You can save a bit on memory by relying on the fact that the pointer will use less than 64 bits. First, define a compare&set function (this ASM works in GCC & ICC):
inline bool CAS_ (volatile uint64_t* mem, uint64_t old_val, uint64_t new_val)
{
unsigned long old_high = old_val >> 32, old_low = old_val;
unsigned long new_high = new_val >> 32, new_low = new_val;
char res = 0;
asm volatile("lock; cmpxchg8b (%6);"
"setz %7; "
: "=a" (old_low), // 0
"=d" (old_high) // 1
: "0" (old_low), // 2
"1" (old_high), // 3
"b" (new_low), // 4
"c" (new_high), // 5
"r" (mem), // 6
"m" (res) // 7
: "cc", "memory");
return res;
}
You'll then need to build a tagged-pointer type. I'm assuming a 40-bit pointer with a cacheline-width of 128-bytes (like Nehalem).
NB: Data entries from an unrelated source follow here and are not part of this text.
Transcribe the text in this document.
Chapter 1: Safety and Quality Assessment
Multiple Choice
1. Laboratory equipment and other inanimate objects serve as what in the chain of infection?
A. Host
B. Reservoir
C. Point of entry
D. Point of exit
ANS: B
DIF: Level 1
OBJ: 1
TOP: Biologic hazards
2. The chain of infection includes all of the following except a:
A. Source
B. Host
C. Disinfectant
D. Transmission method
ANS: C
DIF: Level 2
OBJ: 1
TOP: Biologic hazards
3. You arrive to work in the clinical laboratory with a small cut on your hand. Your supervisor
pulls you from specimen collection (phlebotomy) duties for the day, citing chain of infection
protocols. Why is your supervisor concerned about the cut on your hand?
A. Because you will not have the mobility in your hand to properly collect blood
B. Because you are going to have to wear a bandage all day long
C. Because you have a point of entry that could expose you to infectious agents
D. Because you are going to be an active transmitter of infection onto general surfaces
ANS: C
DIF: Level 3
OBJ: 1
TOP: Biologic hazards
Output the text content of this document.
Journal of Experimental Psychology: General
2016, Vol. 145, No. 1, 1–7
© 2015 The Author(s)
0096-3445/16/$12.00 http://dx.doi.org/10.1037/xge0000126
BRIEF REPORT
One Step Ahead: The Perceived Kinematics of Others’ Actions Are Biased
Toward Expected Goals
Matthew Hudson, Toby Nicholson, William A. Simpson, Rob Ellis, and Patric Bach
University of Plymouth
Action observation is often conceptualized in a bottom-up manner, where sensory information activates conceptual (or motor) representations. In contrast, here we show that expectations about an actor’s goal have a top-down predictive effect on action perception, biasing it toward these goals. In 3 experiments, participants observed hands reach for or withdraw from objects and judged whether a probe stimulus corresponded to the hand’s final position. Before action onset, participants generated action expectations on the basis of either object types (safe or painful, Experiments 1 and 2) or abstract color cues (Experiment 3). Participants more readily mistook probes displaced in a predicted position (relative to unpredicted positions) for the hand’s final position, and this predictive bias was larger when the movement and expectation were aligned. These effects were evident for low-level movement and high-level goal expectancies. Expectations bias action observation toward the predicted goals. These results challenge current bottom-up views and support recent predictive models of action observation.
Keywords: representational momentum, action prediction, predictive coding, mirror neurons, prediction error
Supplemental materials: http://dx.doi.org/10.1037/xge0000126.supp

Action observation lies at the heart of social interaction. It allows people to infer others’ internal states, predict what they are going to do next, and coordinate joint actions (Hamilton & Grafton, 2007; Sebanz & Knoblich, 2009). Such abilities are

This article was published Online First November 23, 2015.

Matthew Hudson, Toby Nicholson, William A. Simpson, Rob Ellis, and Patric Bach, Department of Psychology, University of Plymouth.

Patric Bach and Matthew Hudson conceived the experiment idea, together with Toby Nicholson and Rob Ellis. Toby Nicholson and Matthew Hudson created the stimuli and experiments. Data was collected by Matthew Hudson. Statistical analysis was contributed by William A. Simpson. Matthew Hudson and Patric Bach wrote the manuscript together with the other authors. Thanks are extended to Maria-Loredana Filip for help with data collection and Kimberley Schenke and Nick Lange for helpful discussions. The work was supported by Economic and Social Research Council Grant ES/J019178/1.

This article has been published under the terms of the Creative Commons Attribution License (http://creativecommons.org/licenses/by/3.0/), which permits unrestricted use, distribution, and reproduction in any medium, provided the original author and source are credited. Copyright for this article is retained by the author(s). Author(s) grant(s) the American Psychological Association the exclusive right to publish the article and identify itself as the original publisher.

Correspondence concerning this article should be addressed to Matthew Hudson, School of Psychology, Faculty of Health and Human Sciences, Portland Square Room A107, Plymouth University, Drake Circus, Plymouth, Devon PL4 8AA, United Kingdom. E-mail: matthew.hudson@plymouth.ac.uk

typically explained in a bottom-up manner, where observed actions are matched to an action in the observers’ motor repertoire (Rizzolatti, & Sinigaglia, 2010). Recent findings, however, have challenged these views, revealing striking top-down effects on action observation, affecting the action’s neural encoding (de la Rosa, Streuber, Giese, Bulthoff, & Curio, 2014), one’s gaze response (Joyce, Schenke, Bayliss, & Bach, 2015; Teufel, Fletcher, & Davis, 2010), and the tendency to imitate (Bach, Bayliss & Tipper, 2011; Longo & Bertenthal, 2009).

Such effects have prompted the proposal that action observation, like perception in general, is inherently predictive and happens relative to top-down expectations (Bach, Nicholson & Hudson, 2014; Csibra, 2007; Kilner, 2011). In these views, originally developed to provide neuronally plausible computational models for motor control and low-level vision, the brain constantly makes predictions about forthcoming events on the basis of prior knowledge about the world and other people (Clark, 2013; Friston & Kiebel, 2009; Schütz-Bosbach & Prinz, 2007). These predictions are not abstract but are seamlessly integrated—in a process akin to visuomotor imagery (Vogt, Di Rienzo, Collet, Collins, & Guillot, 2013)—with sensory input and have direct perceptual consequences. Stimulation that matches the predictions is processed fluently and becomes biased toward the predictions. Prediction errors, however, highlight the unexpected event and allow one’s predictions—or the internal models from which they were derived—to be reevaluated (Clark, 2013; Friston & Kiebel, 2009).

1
Aligning to the cache-line will give enormous speed improvements by reducing false-sharing, contention, etc.; this has the obvious trade-off of using a lot more memory, in some situations.
template <typename pointer_type, typename tag_type, int PtrAlign=7, int PtrWidth=40>
struct tagged_pointer
{
static const unsigned int PtrMask = (1 << (PtrWidth - PtrAlign)) - 1;
static const unsigned int TagMask = ~ PtrMask;
typedef unsigned long raw_value_type;
raw_value_type raw_m_;
tagged_pointer () : raw_m_(0) {}
tagged_pointer (pointer_type ptr) { this->pack(ptr, 0); }
tagged_pointer (pointer_type ptr, tag_type tag) { this->pack(ptr, tag); }
void pack (pointer_type ptr, tag_type tag)
{
this->raw_m_ = 0;
this->raw_m_ |= ((ptr >> PtrAlign) & PtrMask);
this->raw_m_ |= ((tag << (PtrWidth - PtrAlign)) & TagMask);
}
pointer_type ptr () const
{
raw_value_type p = (this->raw_m_ & PtrMask) << PtrAlign;
return *reinterpret_cast<pointer_type*>(&p);
}
tag_type tag () const
{
raw_value_type t = (this->raw_m_ & TagMask) >> (PtrWidth - PtrAlign_;
return *reinterpret_cast<tag_type*>(&t);
}
};
I haven't had a chance to debug this code, so you'll need to do that, but this is the general idea.
Note, on x86_64 architecture and gcc you can enable 128 bit CAS. It can be enabled with -mcx16 gcc option.
int main()
{
__int128_t x = 0;
__sync_bool_compare_and_swap(&x,0,10);
return 0;
}
Compile with:
gcc -mcx16 file.c
The cmpxchg16b operation provides the expected operation but beware that some older x86-64 processors don't have this instruction.
You then just need to build an entity with the counter and and the pointer and the asm-inline code. I've written a blog post on the subject here:Implementing Generic Double Word Compare And Swap
Nevertheless, you don't need this operation if you just want to prevent early-free and ABA issues. The hazard pointer is more simpler and doesn't require specific asm code (as long as you use C++11 atomic values.) I've got a repo on bitbucket with experimental implementations of various lock-free algorithms: Lock Free Experiment (beware all these implementations are toys for experimentation, not reliable and tested code for production.)